Decoding POCSAG pagers using GQRX and RTL-SDR dongle
Radio components such as modulators, demodulators and tuners are traditionally implemented in hardware components. The advent of modern computing and analogue to digital converters allows most of these traditionally hardware based components to be implemented into software instead. Hence, the term software defined radio (SDR). This enables easy signal processing and thus cheap wide band scanner radios to be produced. However, it wasn't until the success of mass produced, DVB-T TV tuner dongles (that were based on the RTL2832U chipset), that SDR's became cheap enough for the everyday layman. The breakthrough happened when some amazing coders found that the raw I/Q data on the RTL2832U chipset could be accessed directly, which allowed the DVB-T TV tuner to be converted into a wideband software defined radio (SDR).
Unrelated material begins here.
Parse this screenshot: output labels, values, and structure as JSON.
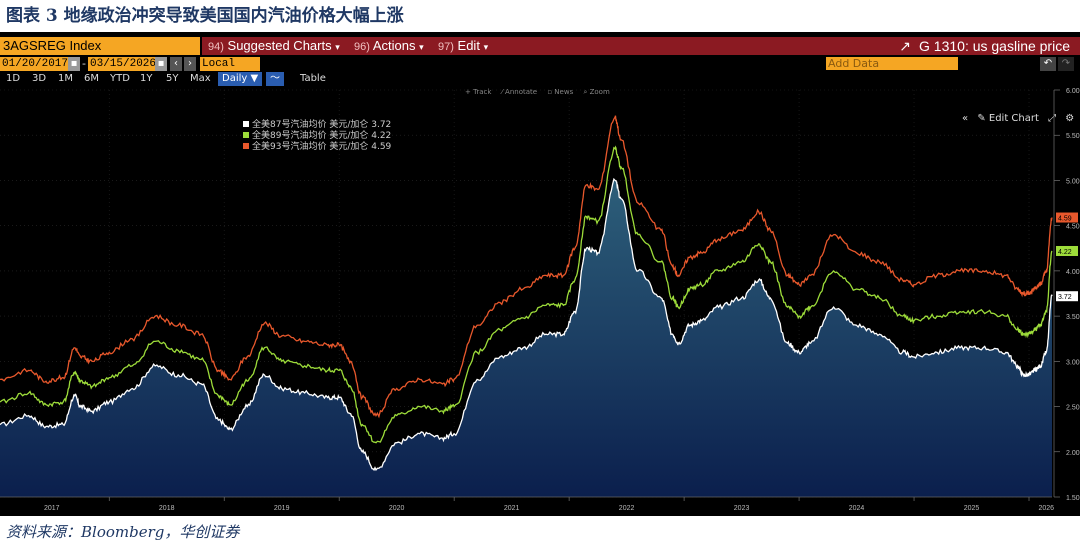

Well, it so happens that yours truly has an SDR. The RTL-SDR is a very cheap (sub-$30) USB dongle that can be used as a computer based radio scanner for receiving live radio signals. Mine, for example, can receive frequencies from 500 kHz up to 1.75 GHz. And coupled with Gqrx - an open source software defined radio receiver (SDR) - I can easily capture what is being transmitted via electromagnetic waves all around me.
On a certain night, one particular spike in the radio signal (around 152.6MHz) caught my attention:
After some quick searching, I discovered that this is the frequency used to transmit data to pagers. Specifically, it is the POCSAG asynchronous protocol.
Installing the necessary software on OSX was straightforward:
> brew install gqrx
> brew install sox
> brew tap dholm/homebrew-sdr
> brew install --HEAD dholm/sdr/multimon-ng
Once running GQRX, and enabling the UDP server, this is what I used to capture and decode the signal (adapted from here):
nc -l -u localhost 7355 | sox -t raw -esigned-integer -b 16 -r 48000 - -esigned-integer -b 16 -r 22050 -t raw - | multimon-ng -t raw -a POCSAG512 -a POCSAG1200 -a POCSAG2400 -f alpha -
I felt like I was living a real-life episode of Grey's Anatomy.